Marc went on to describe the revelation that had occurred in the course of their walk.

‘No splinter?’ said Benny.

‘No splinter.’ Marc turned so that he could see his neck. ‘He also said that no one would have prescribed an immuno-suppressive for an injury like that. At most an antibiotic to combat inflammation.’

Benny shook his head in surprise.

They were bouncing along a track full of potholes. Marc still couldn’t tell where they were, and visibility didn’t improve until they turned out on to a deserted but metalled road. He now thought he knew what part of the suburbs they were in. He had been out here with Benny once before, years ago, when the future ill-feeling between them wasn’t even a cloud on the horizon. Not far from here must be the abandoned quarry in which they’d dumped their father’s car.

‘Twelve forty-five on the thirteeth of November. We’re heading away from the Müggelsee and towards Köpenick old town,’ Marc heard Emma dictate into her mobile behind him. ‘All advice to the contrary, Marc Lucas is planning to go to the home of his father-in-law, Constantin Senner, in Sakrow.’

Constantin.

Marc managed to fade out her voice by shutting his eyes. He thought of the man he’d trusted more than himself. The man with whom he’d shared every possible emotion: joy, grief, anger, concern, euphoria, and dark, abysmal depression.

He had admired Constantin for being a man of integrity with clear aims, a man whose conservative political stance he had no use for, but whom he respected for his principles and the love he bestowed on anyone who meant something to his only daughter. Constantin had been his friend, confidant and mentor. And now he seemed to be the author of a plan designed to drive him insane.

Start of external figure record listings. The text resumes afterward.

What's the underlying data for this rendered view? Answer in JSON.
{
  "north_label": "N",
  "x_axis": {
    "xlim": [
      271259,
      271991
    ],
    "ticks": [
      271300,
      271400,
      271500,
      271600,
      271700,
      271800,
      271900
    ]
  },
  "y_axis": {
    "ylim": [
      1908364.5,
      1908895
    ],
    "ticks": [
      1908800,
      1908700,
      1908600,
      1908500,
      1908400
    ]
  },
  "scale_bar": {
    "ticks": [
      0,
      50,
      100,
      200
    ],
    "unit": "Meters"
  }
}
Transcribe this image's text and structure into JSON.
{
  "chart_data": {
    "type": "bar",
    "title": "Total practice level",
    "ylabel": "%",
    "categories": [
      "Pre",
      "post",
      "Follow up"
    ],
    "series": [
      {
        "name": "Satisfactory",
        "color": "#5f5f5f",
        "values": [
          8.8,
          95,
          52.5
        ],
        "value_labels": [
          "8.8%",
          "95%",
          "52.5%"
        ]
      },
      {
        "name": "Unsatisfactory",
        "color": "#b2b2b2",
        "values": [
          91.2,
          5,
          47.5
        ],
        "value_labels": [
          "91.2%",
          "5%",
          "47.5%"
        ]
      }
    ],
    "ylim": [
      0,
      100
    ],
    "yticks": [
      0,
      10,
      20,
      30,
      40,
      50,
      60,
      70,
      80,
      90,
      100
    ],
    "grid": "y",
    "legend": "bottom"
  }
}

‘Why does Haberland live all on his own like that?’ he heard Emma ask. He opened his eyes.

She had put her mobile away and was leaning forwards.

‘Ever heard of the “Soul-Breaker”?’ Benny countered. His tone was less hostile, and the fact that Emma had addressed him of her own accord denoted a slight rapprochement between them. Clearly, Haberland’s words had not been altogether wasted on them.

‘You mean you haven’t heard about the women who were abducted and later found buried alive in their own bodies, so to speak?’ Benny glanced in the rear-view mirror. ‘No? Just as well, probably.’

Marc turned to him, aware for the first time of being unhampered by any plaster on his neck – a pleasant but unnerving sensation.